Friendship is at the heart of Girl Picture (original title Tytöt tytöt tytöt), directed by Alli Haapasalo. Mimmi (Aamu Milonof) and Rönkkö (Eleonoora Kauhanen) are best friends who work together in a smoothie shop, talking about love and sex between making drinks with corny names like “take two to mango”. Impulsive Mimmi goes for love with the bold intensity she brings to every aspect of her life. But the course of love is not always smooth. Rönkkö is still figuring things out and looks to Mimmi for advice. Emma (Linnea Leino) is a talented figure skater, devoted to the sport to the exclusion of all other distractions – until she falls for Mimmi.

The film takes place over three weekends in the lives of the girls, and each one has her own narrative and emotional trajectory.
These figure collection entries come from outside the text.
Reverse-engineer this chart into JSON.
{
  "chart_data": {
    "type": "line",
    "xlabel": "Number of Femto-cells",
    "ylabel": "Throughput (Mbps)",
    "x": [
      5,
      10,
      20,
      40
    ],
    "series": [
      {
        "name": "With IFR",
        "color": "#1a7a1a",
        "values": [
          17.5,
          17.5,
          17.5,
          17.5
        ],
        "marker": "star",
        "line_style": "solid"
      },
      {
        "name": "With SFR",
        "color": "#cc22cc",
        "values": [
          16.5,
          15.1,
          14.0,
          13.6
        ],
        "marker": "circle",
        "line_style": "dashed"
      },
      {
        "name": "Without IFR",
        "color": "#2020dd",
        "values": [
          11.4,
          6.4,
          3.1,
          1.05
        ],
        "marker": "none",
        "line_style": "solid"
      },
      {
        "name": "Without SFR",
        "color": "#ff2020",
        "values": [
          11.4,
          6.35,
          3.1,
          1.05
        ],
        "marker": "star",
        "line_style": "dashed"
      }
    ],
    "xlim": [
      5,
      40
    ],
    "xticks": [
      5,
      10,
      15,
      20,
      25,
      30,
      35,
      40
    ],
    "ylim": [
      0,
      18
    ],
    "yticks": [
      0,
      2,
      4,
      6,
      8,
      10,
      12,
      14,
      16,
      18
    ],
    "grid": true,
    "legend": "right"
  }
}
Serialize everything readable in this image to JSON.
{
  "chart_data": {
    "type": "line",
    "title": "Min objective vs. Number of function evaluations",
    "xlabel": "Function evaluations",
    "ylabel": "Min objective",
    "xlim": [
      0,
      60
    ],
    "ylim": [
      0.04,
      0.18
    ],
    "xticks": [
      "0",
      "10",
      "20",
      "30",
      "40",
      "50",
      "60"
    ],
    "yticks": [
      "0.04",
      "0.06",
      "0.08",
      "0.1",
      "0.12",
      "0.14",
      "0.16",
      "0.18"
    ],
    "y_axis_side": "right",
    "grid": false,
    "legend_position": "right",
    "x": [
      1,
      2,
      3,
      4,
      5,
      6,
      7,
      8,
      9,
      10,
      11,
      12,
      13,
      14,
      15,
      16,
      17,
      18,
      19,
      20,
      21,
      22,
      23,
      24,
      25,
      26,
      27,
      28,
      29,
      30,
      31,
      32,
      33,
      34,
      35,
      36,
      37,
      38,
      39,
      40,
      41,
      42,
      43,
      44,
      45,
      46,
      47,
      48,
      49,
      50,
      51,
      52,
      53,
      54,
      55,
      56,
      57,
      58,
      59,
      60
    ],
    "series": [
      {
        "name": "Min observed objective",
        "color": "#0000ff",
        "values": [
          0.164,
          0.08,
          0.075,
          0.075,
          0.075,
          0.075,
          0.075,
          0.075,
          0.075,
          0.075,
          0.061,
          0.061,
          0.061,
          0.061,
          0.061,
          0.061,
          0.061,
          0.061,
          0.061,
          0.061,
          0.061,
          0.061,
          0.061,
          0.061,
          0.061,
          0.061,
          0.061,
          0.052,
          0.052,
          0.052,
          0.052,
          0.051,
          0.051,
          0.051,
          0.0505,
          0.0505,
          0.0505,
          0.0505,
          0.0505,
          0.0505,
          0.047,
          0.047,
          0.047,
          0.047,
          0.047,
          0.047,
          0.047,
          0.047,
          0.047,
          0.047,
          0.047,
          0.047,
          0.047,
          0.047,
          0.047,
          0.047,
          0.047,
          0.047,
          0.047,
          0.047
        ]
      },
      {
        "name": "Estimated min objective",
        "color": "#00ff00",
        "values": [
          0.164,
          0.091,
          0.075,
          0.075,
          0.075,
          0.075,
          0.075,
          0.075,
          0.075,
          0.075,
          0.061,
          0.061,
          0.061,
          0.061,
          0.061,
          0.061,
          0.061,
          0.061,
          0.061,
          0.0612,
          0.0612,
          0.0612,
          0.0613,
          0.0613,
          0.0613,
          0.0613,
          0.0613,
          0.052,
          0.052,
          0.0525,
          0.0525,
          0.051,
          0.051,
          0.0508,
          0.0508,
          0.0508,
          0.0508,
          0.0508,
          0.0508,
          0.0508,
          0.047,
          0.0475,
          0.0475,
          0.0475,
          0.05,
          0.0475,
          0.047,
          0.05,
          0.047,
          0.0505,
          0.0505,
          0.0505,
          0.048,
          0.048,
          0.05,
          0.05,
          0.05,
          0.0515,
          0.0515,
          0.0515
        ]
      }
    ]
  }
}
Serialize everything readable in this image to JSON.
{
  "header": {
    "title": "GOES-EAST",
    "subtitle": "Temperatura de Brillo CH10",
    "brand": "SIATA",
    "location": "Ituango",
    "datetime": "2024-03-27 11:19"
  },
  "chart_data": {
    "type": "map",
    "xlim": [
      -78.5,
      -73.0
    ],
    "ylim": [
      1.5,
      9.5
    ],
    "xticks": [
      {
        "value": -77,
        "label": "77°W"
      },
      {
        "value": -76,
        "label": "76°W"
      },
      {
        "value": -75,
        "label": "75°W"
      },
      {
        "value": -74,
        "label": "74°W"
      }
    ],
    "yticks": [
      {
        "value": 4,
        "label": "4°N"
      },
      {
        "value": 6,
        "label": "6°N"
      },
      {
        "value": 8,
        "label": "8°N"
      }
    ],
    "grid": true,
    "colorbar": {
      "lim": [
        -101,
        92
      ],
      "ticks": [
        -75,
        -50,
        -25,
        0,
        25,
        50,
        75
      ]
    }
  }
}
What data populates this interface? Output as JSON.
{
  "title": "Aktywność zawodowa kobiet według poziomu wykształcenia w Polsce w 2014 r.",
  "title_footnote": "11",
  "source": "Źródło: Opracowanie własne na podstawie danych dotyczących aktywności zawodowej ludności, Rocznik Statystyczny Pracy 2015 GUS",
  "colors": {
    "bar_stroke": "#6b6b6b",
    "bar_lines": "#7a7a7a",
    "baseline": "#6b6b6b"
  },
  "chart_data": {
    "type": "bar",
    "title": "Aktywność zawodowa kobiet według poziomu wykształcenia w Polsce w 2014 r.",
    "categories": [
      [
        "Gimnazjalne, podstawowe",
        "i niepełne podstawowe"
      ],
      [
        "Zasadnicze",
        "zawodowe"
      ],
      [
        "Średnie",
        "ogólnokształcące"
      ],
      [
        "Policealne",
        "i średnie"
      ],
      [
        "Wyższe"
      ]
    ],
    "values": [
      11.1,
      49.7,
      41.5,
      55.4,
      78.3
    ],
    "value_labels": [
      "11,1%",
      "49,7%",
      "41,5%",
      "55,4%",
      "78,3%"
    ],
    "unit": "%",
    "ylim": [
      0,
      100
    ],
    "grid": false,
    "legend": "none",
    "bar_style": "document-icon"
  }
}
No one is an object; each is the hero of her story. There is a youthful feel to the film, it compares well with Booksmart and Ladybird, as a lively and honest portrayal of the emotional and sexual experiences of older teenagers, European style. One of the strengths of this film is that it does not attempt to fix anyone or neatly resolve all problems, at the film’s end all the big issues are still there, to be felt and explored.

The depiction of Mimmi and Emma’s relationship happily does not fall into stereotypes of lesbian relationships; their issues are not about coming out or uncertainty about their sexual preferences, their difficulties are intrinsic to their characters. Eleonoora Kauhanen imbues Rönkkö’s adventures of sexual discovery with humor and an endearing honesty.